Gaudy paints for houses is the in thing, colour psychology does not come into it, observes PREMA MANMADHAN

Photo: K. K. Mustafah

Colour me garish The latest when it comes to painting houses

Roti, kapda aur makaan. In all three, we liberally accept new ideas. We have all kinds of cuisines doing brisk business, and the ‘kapda’ factor, likewise has been the same, as the mundu and sari gave way to the churidar and jeans.

Coming to the ‘makaan’ part. Look around you when you travel. Gone are the pastel shades and serene whites for buildings. Instead, you find houses with new coats of paint. The colours defy aesthetic logic at times: deep blue, violets, orange and yellows. This trend took off in the last year, close on the heels of TV advertisements featuring such ‘dandy’ houses. But then it’s a matter of personal preferences and one man’s meat is another’s… we all know that.

Reactions are strong. It is kitsch. It is offbeat. It stands out. What else?

No clue

“These people have no clue to what colours can be used. They depend on people at the paint shops to decide on the colours and the more the merrier. Maintenance is costly.

When dark colour paint peels off, it is ugly and the whole area has to be repainted. It fades faster too, depending on how much it is exposed to the sun,” says Arun Lobo, architect. Colour psychology be damned, people are happy to revel in colours. A house in rural Ernakulam has green for its roof and violet for the exterior walls. Who chose the colours? “The experts at the paint shop,” they say. In the West, reactions to staid colours of houses gave way to loud paint in several places where rainbow colours are used to paint houses. Like the hippie movement, which began as a protest against too ‘regular’ lives, years and years of seeing white, cream and pastels on walls resulted in a rebellion of sorts with people going in for all sorts of ‘irregular’ colours for buildings, to make a counter statement.

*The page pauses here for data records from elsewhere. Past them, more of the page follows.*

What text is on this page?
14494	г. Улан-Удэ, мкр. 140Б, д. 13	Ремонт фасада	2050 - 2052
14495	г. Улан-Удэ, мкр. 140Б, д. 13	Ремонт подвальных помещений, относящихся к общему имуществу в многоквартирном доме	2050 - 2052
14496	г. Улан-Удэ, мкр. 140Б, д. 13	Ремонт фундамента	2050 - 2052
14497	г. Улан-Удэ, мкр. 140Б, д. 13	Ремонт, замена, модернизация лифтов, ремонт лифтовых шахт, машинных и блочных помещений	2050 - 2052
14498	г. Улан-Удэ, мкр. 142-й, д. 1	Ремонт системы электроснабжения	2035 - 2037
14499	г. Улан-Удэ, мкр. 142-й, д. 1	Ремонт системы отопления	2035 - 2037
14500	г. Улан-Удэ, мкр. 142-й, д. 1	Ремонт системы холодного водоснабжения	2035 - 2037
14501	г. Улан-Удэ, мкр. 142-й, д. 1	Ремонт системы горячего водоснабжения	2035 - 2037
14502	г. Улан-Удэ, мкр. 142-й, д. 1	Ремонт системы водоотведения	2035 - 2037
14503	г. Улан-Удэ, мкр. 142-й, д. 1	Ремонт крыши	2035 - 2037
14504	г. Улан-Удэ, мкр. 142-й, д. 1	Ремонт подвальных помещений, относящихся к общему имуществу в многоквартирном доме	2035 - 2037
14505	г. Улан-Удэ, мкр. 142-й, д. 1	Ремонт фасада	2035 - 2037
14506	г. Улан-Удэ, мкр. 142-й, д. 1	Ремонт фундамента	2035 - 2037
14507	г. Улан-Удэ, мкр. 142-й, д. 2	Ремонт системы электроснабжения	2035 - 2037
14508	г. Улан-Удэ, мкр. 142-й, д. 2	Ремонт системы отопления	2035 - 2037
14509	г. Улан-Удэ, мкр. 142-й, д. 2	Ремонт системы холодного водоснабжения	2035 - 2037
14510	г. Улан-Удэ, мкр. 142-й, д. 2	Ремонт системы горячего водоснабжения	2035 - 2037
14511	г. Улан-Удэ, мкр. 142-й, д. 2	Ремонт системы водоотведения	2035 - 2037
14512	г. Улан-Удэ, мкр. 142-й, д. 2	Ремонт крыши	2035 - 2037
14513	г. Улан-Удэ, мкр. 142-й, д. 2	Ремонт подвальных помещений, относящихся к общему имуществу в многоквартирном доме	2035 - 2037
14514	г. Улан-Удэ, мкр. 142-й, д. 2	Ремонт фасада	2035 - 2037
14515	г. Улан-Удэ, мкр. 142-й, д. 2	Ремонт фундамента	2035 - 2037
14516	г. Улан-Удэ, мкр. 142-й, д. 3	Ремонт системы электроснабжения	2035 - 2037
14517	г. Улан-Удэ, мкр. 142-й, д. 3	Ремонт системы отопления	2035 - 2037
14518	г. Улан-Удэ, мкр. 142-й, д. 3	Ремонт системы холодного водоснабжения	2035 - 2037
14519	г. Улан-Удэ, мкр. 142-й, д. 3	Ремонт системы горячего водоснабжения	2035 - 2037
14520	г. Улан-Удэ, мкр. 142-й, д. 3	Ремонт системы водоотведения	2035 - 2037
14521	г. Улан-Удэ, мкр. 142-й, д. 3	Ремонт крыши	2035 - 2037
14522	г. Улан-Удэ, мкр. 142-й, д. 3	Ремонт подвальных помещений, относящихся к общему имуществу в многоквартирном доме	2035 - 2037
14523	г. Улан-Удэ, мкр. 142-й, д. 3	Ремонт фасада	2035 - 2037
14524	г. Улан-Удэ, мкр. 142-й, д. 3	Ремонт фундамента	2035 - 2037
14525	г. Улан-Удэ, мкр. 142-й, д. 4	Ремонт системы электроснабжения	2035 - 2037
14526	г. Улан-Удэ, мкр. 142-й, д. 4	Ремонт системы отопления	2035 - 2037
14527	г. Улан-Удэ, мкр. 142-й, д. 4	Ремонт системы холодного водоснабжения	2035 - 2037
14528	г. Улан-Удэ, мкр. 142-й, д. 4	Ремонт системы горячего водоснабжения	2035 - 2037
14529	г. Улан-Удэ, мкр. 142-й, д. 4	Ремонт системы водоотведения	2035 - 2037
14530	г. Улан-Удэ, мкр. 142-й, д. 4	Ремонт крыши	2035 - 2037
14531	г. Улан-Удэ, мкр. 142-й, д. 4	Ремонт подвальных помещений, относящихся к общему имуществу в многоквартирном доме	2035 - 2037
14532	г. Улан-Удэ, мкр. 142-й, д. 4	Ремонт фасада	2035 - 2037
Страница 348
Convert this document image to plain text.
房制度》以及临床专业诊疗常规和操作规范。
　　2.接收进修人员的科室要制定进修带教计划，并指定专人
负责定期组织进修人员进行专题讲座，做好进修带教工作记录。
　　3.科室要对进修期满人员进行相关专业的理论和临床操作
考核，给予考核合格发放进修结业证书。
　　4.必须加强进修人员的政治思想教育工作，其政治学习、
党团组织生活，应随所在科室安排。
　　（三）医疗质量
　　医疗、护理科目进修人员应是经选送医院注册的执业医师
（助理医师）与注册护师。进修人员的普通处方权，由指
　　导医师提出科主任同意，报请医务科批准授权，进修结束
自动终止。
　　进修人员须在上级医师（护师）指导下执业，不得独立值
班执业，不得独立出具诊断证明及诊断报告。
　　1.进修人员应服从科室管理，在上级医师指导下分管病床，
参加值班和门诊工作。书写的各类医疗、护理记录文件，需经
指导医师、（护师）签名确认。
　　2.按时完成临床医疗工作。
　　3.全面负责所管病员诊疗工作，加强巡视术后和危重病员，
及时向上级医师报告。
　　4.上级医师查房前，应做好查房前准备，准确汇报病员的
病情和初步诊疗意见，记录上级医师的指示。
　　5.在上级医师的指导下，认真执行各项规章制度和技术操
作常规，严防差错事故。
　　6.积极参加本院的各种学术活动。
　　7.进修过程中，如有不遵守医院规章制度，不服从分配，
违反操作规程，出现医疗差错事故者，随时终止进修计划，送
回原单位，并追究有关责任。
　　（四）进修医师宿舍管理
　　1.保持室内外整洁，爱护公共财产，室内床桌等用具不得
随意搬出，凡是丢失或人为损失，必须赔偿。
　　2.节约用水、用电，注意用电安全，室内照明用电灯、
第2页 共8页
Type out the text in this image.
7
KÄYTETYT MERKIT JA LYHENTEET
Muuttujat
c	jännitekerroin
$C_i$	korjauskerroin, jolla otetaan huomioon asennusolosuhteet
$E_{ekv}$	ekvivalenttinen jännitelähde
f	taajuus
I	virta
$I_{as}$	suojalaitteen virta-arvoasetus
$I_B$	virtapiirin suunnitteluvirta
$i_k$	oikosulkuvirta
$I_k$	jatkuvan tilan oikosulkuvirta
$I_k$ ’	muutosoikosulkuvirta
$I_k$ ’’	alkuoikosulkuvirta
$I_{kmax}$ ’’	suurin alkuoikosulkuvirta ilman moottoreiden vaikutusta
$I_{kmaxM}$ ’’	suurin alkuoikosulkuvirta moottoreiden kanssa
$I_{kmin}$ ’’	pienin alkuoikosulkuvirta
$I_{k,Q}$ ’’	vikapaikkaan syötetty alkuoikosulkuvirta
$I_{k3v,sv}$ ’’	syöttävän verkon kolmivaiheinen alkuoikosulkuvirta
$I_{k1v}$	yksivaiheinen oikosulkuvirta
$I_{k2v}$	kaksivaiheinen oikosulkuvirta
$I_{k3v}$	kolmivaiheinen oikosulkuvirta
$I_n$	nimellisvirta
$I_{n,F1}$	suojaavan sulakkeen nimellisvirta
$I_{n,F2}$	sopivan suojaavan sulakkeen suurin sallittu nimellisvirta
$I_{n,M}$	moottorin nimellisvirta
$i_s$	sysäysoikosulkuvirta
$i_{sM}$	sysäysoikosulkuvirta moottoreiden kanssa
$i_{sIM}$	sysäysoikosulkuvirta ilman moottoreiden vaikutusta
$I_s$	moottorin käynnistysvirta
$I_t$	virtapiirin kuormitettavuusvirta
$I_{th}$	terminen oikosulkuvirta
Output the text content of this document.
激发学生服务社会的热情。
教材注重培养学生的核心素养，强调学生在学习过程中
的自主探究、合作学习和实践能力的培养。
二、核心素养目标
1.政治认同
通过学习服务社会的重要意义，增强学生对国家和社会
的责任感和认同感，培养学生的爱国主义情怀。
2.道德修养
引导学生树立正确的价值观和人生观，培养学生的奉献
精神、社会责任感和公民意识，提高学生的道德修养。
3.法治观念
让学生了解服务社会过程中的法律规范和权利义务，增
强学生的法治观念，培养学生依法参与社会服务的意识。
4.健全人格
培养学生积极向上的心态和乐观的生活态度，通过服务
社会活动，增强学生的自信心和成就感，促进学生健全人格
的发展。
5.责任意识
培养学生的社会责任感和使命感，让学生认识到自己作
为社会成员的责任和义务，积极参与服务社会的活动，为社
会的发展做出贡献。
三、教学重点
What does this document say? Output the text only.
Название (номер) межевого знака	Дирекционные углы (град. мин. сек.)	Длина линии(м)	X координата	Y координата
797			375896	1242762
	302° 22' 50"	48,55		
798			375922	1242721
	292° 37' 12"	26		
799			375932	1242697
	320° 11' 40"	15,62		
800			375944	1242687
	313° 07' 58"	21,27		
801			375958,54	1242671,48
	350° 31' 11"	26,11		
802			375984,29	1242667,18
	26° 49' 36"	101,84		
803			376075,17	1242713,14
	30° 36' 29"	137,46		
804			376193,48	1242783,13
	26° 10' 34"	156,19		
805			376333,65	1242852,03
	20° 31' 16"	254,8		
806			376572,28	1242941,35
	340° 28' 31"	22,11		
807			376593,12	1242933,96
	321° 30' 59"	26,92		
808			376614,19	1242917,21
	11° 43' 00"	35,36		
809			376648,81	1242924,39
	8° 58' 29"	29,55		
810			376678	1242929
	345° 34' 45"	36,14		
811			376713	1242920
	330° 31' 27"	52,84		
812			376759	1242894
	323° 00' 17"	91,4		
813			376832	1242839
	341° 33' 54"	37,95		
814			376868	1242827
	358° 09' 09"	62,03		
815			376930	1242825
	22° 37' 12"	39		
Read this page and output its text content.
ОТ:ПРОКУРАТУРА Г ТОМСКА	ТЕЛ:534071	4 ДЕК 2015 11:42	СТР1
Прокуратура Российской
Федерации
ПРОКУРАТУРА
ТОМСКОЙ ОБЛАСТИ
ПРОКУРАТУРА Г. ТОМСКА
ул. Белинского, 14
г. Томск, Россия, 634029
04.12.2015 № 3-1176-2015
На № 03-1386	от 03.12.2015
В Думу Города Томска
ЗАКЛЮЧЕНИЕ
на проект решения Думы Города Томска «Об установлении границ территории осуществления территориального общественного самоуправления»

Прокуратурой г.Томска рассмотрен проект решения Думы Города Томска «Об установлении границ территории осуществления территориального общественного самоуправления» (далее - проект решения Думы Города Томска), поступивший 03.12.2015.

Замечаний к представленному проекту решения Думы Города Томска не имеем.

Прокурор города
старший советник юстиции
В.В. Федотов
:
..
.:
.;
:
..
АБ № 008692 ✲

“Here, it is definitely the paint companies which began this trend, through ads,” says Johnny Maliekal, a contractor. “I just finished the painting work of a house in Kochi where the colours used are deep blue, green, yellow, even inside the rooms.”

Costlier


But does it cost more to paint a house in deep shades? “Yes, because when the colour is dark and the surface that needs to be painted is of a lighter colour, you need to lay on thick paint, so the area covered is less. Moreover, most of these dark colours are costlier. It costs 25 per cent more,” says Johnny.

That the courier can find the house easily if you paint it in gaudy colours cannot be a good enough excuse to do it. Then why? “I wanted a change. I was tired with the same old colours. I don’t like this unwritten rule that all houses must be painted in the same old colours,” says K.G. Nair who has his house painted in violet and green on the outside.

“I have used ten colours inside my flat. There are three shades of blue, orange and green,” says Siddharth Goswamy, who has used only one dark colour, dark green. The other colours are light. “Dark green is good for the master bedroom,” he says. But few go in for colour psychology like him, when painting houses. Harsh colours affect the people in the houses too as also those who are forced to look at it from the outside.

It is very contemporary, these colours, as opposed to old time ones. “Flashy colours have an identity of their own, but they must be used judiciously. It must highlight the house but blend with the environment,” says Anand Mehta, an architect. The younger crowd likes offbeat flashy colours, but sometimes it is aesthetically appealing, sometimes not, he adds.